PORTLAND (NEWS CENTER) — A new coalition of businesses, farmers, food pantries and people who use them has formed to collectively combat the growing problem of hunger in Maine.
Maine is experiencing a sad and shocking distinction: in the last few years, we’ve had the largest increase in the country in the number of families going hungry. The need is greatest in Cumberland County.
Social service coordinators say the rise in forclosures and job losses has put a whole new group of middle class people onto the hunger rolls.
“Its amazing who you see coming to a soup kithcen or a food pantry,” says Dee Clark, a mother and coalition member who uses the food pantry at Preble Street in Portland. “You see little kids coming … little kids in baby carriages coming. I have a friend who is well past 80 who is in the shelter an she’s very dependent on the soup kitchens. She has no food.”

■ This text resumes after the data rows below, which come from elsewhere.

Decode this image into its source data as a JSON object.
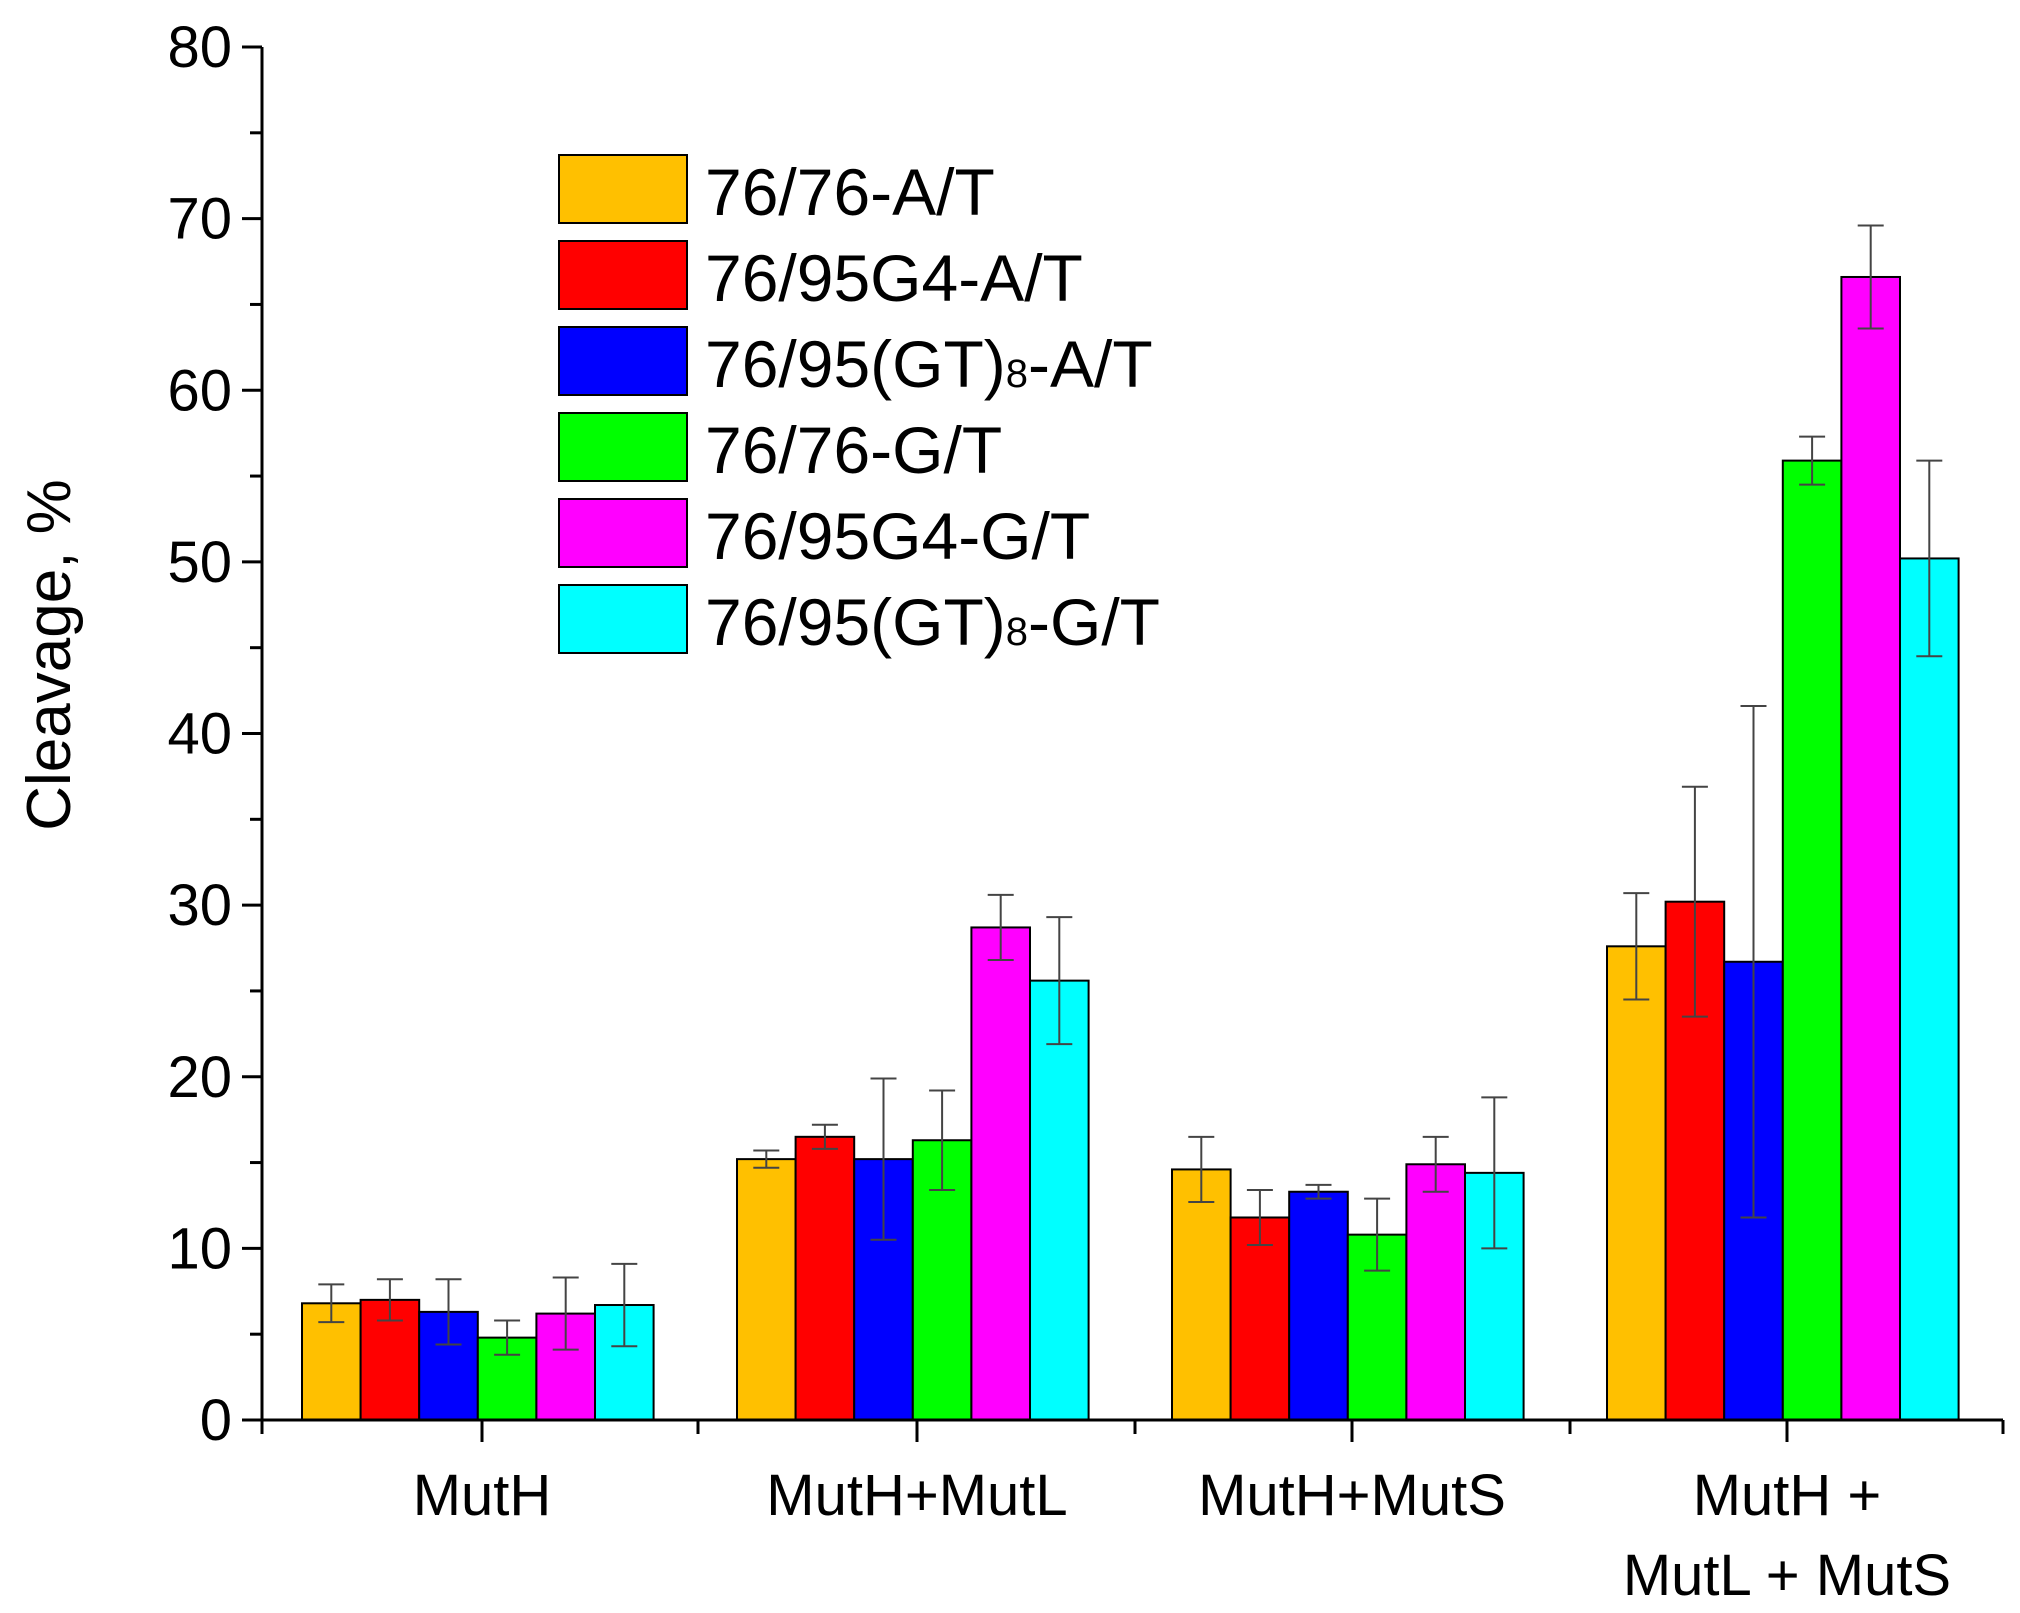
{
  "chart_data": {
    "type": "bar",
    "title": "",
    "xlabel": "",
    "ylabel": "Cleavage, %",
    "ylim": [
      0,
      80
    ],
    "yticks": [
      "0",
      "10",
      "20",
      "30",
      "40",
      "50",
      "60",
      "70",
      "80"
    ],
    "categories": [
      [
        "MutH"
      ],
      [
        "MutH+MutL"
      ],
      [
        "MutH+MutS"
      ],
      [
        "MutH +",
        "MutL + MutS"
      ]
    ],
    "legend_position": "top-left",
    "series": [
      {
        "name": "76/76-A/T",
        "name_parts": [
          "76/76-A/T"
        ],
        "color": "#FFC000",
        "values": [
          6.8,
          15.2,
          14.6,
          27.6
        ],
        "errors": [
          1.1,
          0.5,
          1.9,
          3.1
        ]
      },
      {
        "name": "76/95G4-A/T",
        "name_parts": [
          "76/95G4-A/T"
        ],
        "color": "#FF0000",
        "values": [
          7.0,
          16.5,
          11.8,
          30.2
        ],
        "errors": [
          1.2,
          0.7,
          1.6,
          6.7
        ]
      },
      {
        "name": "76/95(GT)8-A/T",
        "name_parts": [
          "76/95(GT)",
          "8",
          "-A/T"
        ],
        "color": "#0000FF",
        "values": [
          6.3,
          15.2,
          13.3,
          26.7
        ],
        "errors": [
          1.9,
          4.7,
          0.4,
          14.9
        ]
      },
      {
        "name": "76/76-G/T",
        "name_parts": [
          "76/76-G/T"
        ],
        "color": "#00FF00",
        "values": [
          4.8,
          16.3,
          10.8,
          55.9
        ],
        "errors": [
          1.0,
          2.9,
          2.1,
          1.4
        ]
      },
      {
        "name": "76/95G4-G/T",
        "name_parts": [
          "76/95G4-G/T"
        ],
        "color": "#FF00FF",
        "values": [
          6.2,
          28.7,
          14.9,
          66.6
        ],
        "errors": [
          2.1,
          1.9,
          1.6,
          3.0
        ]
      },
      {
        "name": "76/95(GT)8-G/T",
        "name_parts": [
          "76/95(GT)",
          "8",
          "-G/T"
        ],
        "color": "#00FFFF",
        "values": [
          6.7,
          25.6,
          14.4,
          50.2
        ],
        "errors": [
          2.4,
          3.7,
          4.4,
          5.7
        ]
      }
    ]
  }
}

So Mark Lapping, a food expert at the Muskie Institute at University of Southern Maine, realized this … he lept into action. He helped pull together 40 different agencies, farmers, businesses and families who need food to pool ideas and resources and help expand efforts to feed the hungry, and make the system more efficient.
“Most food is not affordable for people lving below poverty line.” says Penny Jordan, a farmer in Cape Elizabeth. Jordan says farmers can contribute food … but also help people find ways to afford fresh produce. One of the things she’s suggesting is that farmers and farmers’ markets to start accepting food stamps and other forms of public assistance.
Dee Clark says not all food pantries offer fruits and vegetables, so she is suggesting supplies be evened out among food pantries across the state so families can get fresh produce on a regular basis.
Marcia Frank, another client of Preble Street and also a coalition member, says many people are too proud or ashamed to go to food pantries. She is suggesting fliers be circulated and put in bags at grocery stores giving people information about how to get nutritious, affordable or free food.
The coalition will be implementing new strategies on a regular basis and hopes to have a new streamlined system up and running by year’s end.